Lakin arzu edilen Batı karşıtlığının toplumun zihnine kazınması mücadelesini kazanacaklar, aynı toplumun Türkiye’nin en büyük düşmanı olarak ABD ve AB’yi birinci ve üçüncü sıraya koymasının zaferini dillendirmekten pek bir hoşnut oldukları görülecekti.

Oysaki Türkiye’nin çağdaş toplum olma yolunun Batı’dan geçtiğini ve NATO üyeliği ile oluşan güvenlik çemberi ile birlikte dünya ülkelerine önderlik yapabilecek bir ülke olabileceğini sağduyu anlatmaya çalışıyor bize.

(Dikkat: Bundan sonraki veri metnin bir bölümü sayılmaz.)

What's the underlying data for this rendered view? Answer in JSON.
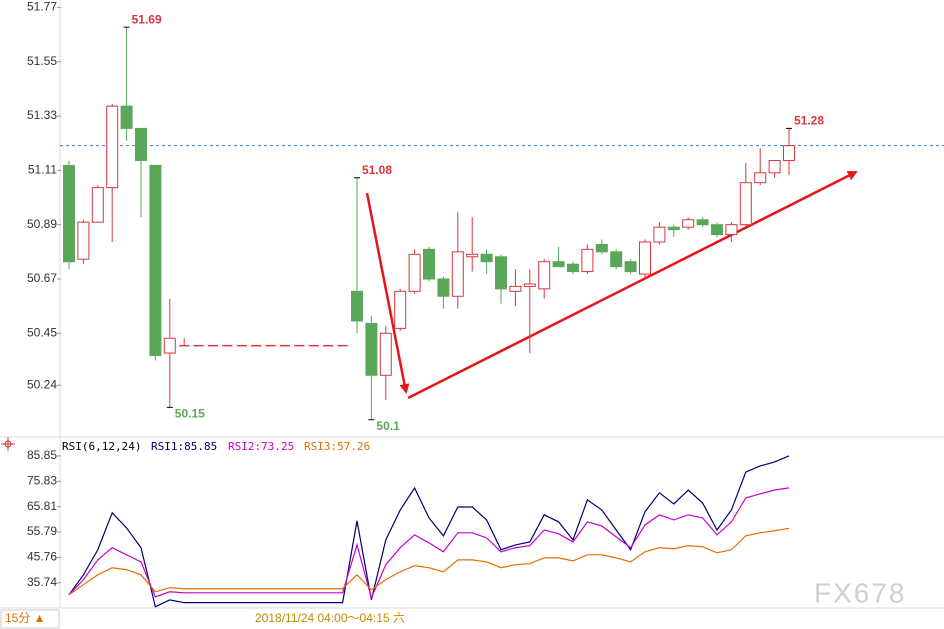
{
  "chart_data": [
    {
      "type": "candlestick",
      "open": [
        51.13,
        50.75,
        50.9,
        51.04,
        51.37,
        51.28,
        51.13,
        50.37,
        50.4,
        50.4,
        50.4,
        50.4,
        50.4,
        50.4,
        50.4,
        50.4,
        50.4,
        50.4,
        50.4,
        50.4,
        50.62,
        50.49,
        50.28,
        50.47,
        50.62,
        50.79,
        50.67,
        50.6,
        50.76,
        50.77,
        50.76,
        50.62,
        50.64,
        50.63,
        50.74,
        50.73,
        50.7,
        50.81,
        50.78,
        50.74,
        50.69,
        50.82,
        50.88,
        50.88,
        50.91,
        50.89,
        50.85,
        50.89,
        51.06,
        51.1,
        51.15
      ],
      "high": [
        51.15,
        50.91,
        51.05,
        51.38,
        51.69,
        51.28,
        51.13,
        50.59,
        50.43,
        50.4,
        50.4,
        50.4,
        50.4,
        50.4,
        50.4,
        50.4,
        50.4,
        50.4,
        50.4,
        50.4,
        51.08,
        50.52,
        50.48,
        50.63,
        50.79,
        50.8,
        50.68,
        50.94,
        50.92,
        50.79,
        50.77,
        50.71,
        50.71,
        50.75,
        50.8,
        50.74,
        50.81,
        50.83,
        50.79,
        50.75,
        50.83,
        50.9,
        50.89,
        50.92,
        50.92,
        50.9,
        50.9,
        51.14,
        51.2,
        51.15,
        51.28
      ],
      "low": [
        50.71,
        50.73,
        50.9,
        50.82,
        51.23,
        50.92,
        50.34,
        50.15,
        50.4,
        50.4,
        50.4,
        50.4,
        50.4,
        50.4,
        50.4,
        50.4,
        50.4,
        50.4,
        50.4,
        50.4,
        50.45,
        50.1,
        50.18,
        50.46,
        50.61,
        50.66,
        50.55,
        50.55,
        50.7,
        50.69,
        50.57,
        50.56,
        50.37,
        50.59,
        50.72,
        50.69,
        50.69,
        50.77,
        50.71,
        50.69,
        50.67,
        50.81,
        50.84,
        50.87,
        50.88,
        50.84,
        50.82,
        50.88,
        51.05,
        51.08,
        51.09
      ],
      "close": [
        50.74,
        50.9,
        51.04,
        51.37,
        51.28,
        51.15,
        50.36,
        50.43,
        50.4,
        50.4,
        50.4,
        50.4,
        50.4,
        50.4,
        50.4,
        50.4,
        50.4,
        50.4,
        50.4,
        50.4,
        50.5,
        50.28,
        50.45,
        50.62,
        50.77,
        50.67,
        50.6,
        50.78,
        50.77,
        50.74,
        50.63,
        50.64,
        50.65,
        50.74,
        50.72,
        50.7,
        50.79,
        50.78,
        50.72,
        50.7,
        50.82,
        50.88,
        50.87,
        50.91,
        50.89,
        50.85,
        50.89,
        51.06,
        51.1,
        51.15,
        51.21
      ],
      "up_color": "#d9363e",
      "down_color": "#5aa75a",
      "last_price_line": true,
      "ylim": [
        50.03,
        51.8
      ],
      "yticks": [
        51.77,
        51.55,
        51.33,
        51.11,
        50.89,
        50.67,
        50.45,
        50.24
      ]
    },
    {
      "type": "line",
      "title": "RSI(6,12,24)",
      "ylim": [
        25,
        89
      ],
      "yticks": [
        85.85,
        75.83,
        65.81,
        55.79,
        45.76,
        35.74
      ],
      "series": [
        {
          "name": "RSI1:85.85",
          "color": "#00006e",
          "values": [
            31.0,
            38.9,
            48.8,
            63.4,
            57.4,
            49.6,
            26.3,
            29.0,
            27.9,
            27.9,
            27.9,
            27.9,
            27.9,
            27.9,
            27.9,
            27.9,
            27.9,
            27.9,
            27.9,
            27.9,
            60.2,
            29.0,
            52.7,
            64.5,
            73.2,
            61.4,
            54.3,
            65.7,
            65.7,
            60.6,
            48.8,
            50.7,
            51.9,
            62.6,
            59.8,
            52.7,
            68.5,
            64.5,
            56.6,
            48.8,
            63.8,
            71.3,
            66.9,
            72.4,
            67.3,
            56.6,
            64.5,
            79.5,
            81.9,
            83.5,
            85.85
          ]
        },
        {
          "name": "RSI2:73.25",
          "color": "#cc00cc",
          "values": [
            31.0,
            37.0,
            44.8,
            49.6,
            46.8,
            44.0,
            30.2,
            32.2,
            31.8,
            31.8,
            31.8,
            31.8,
            31.8,
            31.8,
            31.8,
            31.8,
            31.8,
            31.8,
            31.8,
            31.8,
            50.7,
            29.8,
            42.9,
            49.6,
            54.7,
            51.5,
            48.0,
            55.5,
            55.5,
            53.5,
            48.0,
            49.6,
            50.4,
            56.6,
            55.1,
            51.9,
            59.8,
            58.2,
            53.9,
            49.6,
            58.6,
            62.6,
            60.6,
            62.6,
            61.4,
            54.7,
            59.8,
            69.3,
            70.9,
            72.4,
            73.25
          ]
        },
        {
          "name": "RSI3:57.26",
          "color": "#e07000",
          "values": [
            31.0,
            35.0,
            38.9,
            41.7,
            40.9,
            38.9,
            32.2,
            33.8,
            33.4,
            33.4,
            33.4,
            33.4,
            33.4,
            33.4,
            33.4,
            33.4,
            33.4,
            33.4,
            33.4,
            33.4,
            38.9,
            33.0,
            37.0,
            40.1,
            42.5,
            41.7,
            40.1,
            44.8,
            44.8,
            44.0,
            41.7,
            42.9,
            43.3,
            45.6,
            45.6,
            44.4,
            46.8,
            46.8,
            45.6,
            44.0,
            48.0,
            49.6,
            49.2,
            50.4,
            50.0,
            47.6,
            48.8,
            54.3,
            55.5,
            56.3,
            57.26
          ]
        }
      ]
    }
  ],
  "footer": {
    "period": "15分 ▲",
    "time": "2018/11/24 04:00～04:15 六"
  },
  "watermark": "FX678"
}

Atatürk’ün yolunun her geçen gün ne kadar doğru olduğu, hem güneyimize hem de doğumuza baktığımızda daha iyi görülüyor.

Görmek istemeyenlerin karşı mücadelesi devam edecek muhtemelen.

Gerçekleri eğip bükmeye devam edecekler.

Her şeye rağmen, Türkiye’nin duvara toslamadan, onu farklı maceralara iliştirmek isteyenlere rağmen, doğru yolda yürümeye devam edeceğine inanmak gerek.

Batı’ya özenmeden kendi kumaşıyla Batı’ya yönelme yoludur bu.

Tıpkı Atatürk’ün yolu gibi.

Tıpkı Tanpınar’ın roman kahramanı Mümtaz’ın düşündüğü gibi.